Not that the split in the US is clean between Atheist or Christian, but they both firmly believe the other is wrong, they know what their parents told them and they take that as fact instead of being taught to think for themselves?
In the UK, and the rest of Europe, it is normal to have a Christian, a Muslim, a Sikh, several luke warm christians, some with no religion officially, and an outspoken atheist and a Jehovahs witness in the same class for good measure (Though the JW's do not listen to the Religious Studies).
We had to learn about Christianity, Judaism, Sikhism, Islam, Hinduism, Buddhism, Atheism, Humanism, Aborigines, Native Americans, and studied their history, culture/festivals and belief ( or non-belief) systems. (2 hours a week over a 3 year period aged 11-14)

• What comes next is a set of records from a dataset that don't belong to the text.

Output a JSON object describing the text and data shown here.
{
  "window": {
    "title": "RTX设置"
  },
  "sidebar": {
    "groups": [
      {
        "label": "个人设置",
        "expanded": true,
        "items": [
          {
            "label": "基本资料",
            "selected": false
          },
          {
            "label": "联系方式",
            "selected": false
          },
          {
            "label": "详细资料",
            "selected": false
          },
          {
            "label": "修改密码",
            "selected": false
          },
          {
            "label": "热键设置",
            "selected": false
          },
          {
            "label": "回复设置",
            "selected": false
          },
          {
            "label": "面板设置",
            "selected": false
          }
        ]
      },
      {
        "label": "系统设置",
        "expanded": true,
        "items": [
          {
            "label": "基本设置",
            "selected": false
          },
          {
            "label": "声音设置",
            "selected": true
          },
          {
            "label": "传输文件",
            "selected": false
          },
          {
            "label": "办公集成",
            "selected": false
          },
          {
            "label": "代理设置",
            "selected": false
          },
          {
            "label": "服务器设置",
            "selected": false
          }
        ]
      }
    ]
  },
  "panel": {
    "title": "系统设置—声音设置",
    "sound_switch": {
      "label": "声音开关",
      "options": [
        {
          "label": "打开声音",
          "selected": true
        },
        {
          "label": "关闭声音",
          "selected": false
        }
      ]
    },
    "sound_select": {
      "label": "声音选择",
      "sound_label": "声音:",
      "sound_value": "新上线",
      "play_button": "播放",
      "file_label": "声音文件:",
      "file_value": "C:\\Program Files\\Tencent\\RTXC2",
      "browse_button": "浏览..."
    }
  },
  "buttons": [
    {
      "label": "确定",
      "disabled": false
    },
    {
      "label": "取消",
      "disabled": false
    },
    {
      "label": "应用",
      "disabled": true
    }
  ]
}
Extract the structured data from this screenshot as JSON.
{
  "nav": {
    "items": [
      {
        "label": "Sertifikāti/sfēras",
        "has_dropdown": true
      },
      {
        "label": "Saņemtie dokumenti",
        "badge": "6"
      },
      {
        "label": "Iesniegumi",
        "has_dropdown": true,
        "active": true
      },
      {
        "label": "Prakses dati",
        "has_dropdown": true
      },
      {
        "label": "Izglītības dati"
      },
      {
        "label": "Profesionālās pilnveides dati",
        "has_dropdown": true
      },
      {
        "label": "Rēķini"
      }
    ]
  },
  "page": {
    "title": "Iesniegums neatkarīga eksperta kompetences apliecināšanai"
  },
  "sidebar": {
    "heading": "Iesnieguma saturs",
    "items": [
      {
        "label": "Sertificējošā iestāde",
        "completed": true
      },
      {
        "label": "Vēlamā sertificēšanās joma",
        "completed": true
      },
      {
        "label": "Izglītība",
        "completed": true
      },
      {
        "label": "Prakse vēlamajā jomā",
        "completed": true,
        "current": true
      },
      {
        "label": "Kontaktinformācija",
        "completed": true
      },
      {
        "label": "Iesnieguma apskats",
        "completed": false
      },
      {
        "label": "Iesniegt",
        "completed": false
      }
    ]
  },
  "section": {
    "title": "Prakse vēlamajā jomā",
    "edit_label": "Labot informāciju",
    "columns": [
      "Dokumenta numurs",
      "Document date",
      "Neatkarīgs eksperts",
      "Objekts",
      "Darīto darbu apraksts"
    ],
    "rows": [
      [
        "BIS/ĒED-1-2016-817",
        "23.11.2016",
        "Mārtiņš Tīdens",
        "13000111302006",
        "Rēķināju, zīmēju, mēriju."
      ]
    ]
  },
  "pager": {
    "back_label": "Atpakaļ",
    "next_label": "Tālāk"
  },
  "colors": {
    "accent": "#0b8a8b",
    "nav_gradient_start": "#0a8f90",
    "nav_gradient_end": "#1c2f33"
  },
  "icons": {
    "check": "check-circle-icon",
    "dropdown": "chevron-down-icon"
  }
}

So when someone in the UK says they are an Atheist, it isn't a shock like it is to someone who has only been told "the Bible is fact, but there are crazy people out there who don't believe in the Baby Jesus and they are going to hell"
Different beliefs are much more easily accepted here in general.
Many of our politicians are luke warm Anglicans and pose no real threat to anyone's way of life, God is not generally spoken of in politics the way it is in the US, though going to Church a few Sundays before election day is an unspoken tradition
I personally agree that religion classes in public schools would be a good idea. It's reasonable to think that such classes would, at a bare minimum, have a moderating effect on religious extremism if not also religious belief. Extremism is easier to maintain when you're ignorant of what others believe.
In America, though, many parents object to such classes in public schools because the lessons have the temerity to place Christianity on the same level as all other religions. Christianity isn't treated as being more "true" or "valid" while other religions (like Wicca or Islam) are treated in an equally neutral (i.e., not negative) manner.
So while the absence of comparative religion classes may make intolerance more common, that intolerance makes the creation of comparative religion classes less likely. But are such classes really much of a factor in the differences between America and Europe? Would such classes make much of a change in America?